Strengths and limitations

A certain strength of this work is the data that was used for the analyses. The TILDA study is a large, representative sample of adults aged 50 and over in Ireland and the sample was drawn by means of a comprehensive, complex sampling strategy. Another strength is the measures that were used for the operationalization of the main variables. For example, Sivertsen et al. [54] have identified a lack of theory-based QoL assessments, as well as seldom use of structured interviews for the assessment of depression, in previous literature regarding QoL in older age. In the present analysis, we used a theory-based QoL assessment that was specifically developed for older adults as well as a structured clinical interview (CIDI-SF) for the assessment of mental disorders.

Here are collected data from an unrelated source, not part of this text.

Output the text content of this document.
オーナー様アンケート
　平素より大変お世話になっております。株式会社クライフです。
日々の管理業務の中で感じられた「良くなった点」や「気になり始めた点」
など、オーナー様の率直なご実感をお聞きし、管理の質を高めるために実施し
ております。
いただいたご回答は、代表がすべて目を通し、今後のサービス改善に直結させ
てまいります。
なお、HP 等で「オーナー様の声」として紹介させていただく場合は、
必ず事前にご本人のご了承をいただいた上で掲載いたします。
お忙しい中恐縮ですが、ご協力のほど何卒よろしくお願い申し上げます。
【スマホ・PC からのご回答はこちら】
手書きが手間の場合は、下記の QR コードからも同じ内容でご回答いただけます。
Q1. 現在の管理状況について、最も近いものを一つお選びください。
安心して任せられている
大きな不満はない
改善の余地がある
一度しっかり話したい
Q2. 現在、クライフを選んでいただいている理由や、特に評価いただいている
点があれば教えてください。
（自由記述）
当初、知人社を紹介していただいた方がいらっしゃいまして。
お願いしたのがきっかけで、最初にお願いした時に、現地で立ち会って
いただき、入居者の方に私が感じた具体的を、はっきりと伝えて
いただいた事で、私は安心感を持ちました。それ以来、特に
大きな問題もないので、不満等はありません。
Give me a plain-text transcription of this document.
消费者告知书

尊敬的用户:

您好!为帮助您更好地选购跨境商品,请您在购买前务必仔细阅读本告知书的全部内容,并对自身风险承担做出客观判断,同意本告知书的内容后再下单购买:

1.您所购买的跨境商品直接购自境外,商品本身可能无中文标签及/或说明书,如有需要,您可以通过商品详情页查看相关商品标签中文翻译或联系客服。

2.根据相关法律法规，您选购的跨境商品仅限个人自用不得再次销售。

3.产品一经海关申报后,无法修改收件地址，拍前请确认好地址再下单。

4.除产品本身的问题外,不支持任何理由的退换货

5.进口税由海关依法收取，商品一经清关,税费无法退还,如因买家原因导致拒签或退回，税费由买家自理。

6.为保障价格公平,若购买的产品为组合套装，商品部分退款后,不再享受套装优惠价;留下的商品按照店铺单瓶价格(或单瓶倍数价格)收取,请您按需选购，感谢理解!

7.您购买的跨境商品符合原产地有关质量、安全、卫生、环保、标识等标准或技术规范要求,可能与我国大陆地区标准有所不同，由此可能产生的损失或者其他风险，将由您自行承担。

A limitation is that, due to the sampling procedure focusing on people aged 50 + with residential addresses, nursing home residents and people residing in other institutions were not included at baseline. Therefore, our results may at first be generalized to adults aged 50 + living in the community, rather than possibly frailer or sicker people residing in institutions. Nevertheless, we used data from the last two waves of the TILDA study. It is to be expected that, over time, some participants that were not in a nursing home at baseline were residing in one during follow-up. A supposed drawback of the applied statistical method is that FE does not allow to estimate the effect of time-constant factors in this association, e.g. persistent mental health disorder or other factors that are usually time-constant in older age, such as education. However, the estimation of time-constant factors was not the primary aim of this work. Moreover, and more importantly, it has to be noted that the FE approach offers the major advantage of reducing unobserved heterogeneity bias, which is a critical problem in observational studies where unobserved, time-constant confounders are usually not accounted for and can bias the estimates [55]. Yet, while longitudinal data lend themselves relatively better to causal arguments compared to cross-sectional analyses, longitudinal observational data, even with application of FE, cannot provide definitive proof of a causal relationship. For example, the possibility of a bidirectional relationship or reverse causality, i.e. change in QoL could influence subsequent change in mental health, has to be considered. This has been demonstrated previously in older adults [56]. Moreover, as described by Carey [45] the most frequent reasons for attrition at wave 4 were refusals (for reasons of time constraints) as well as permanent withdrawal from the study. Thus, there is the possibility of some attrition bias. However, it should be noted that attrition associated with person-specific characteristics (both, observed and unobserved) do not bias the estimates of linear FE regressions [43].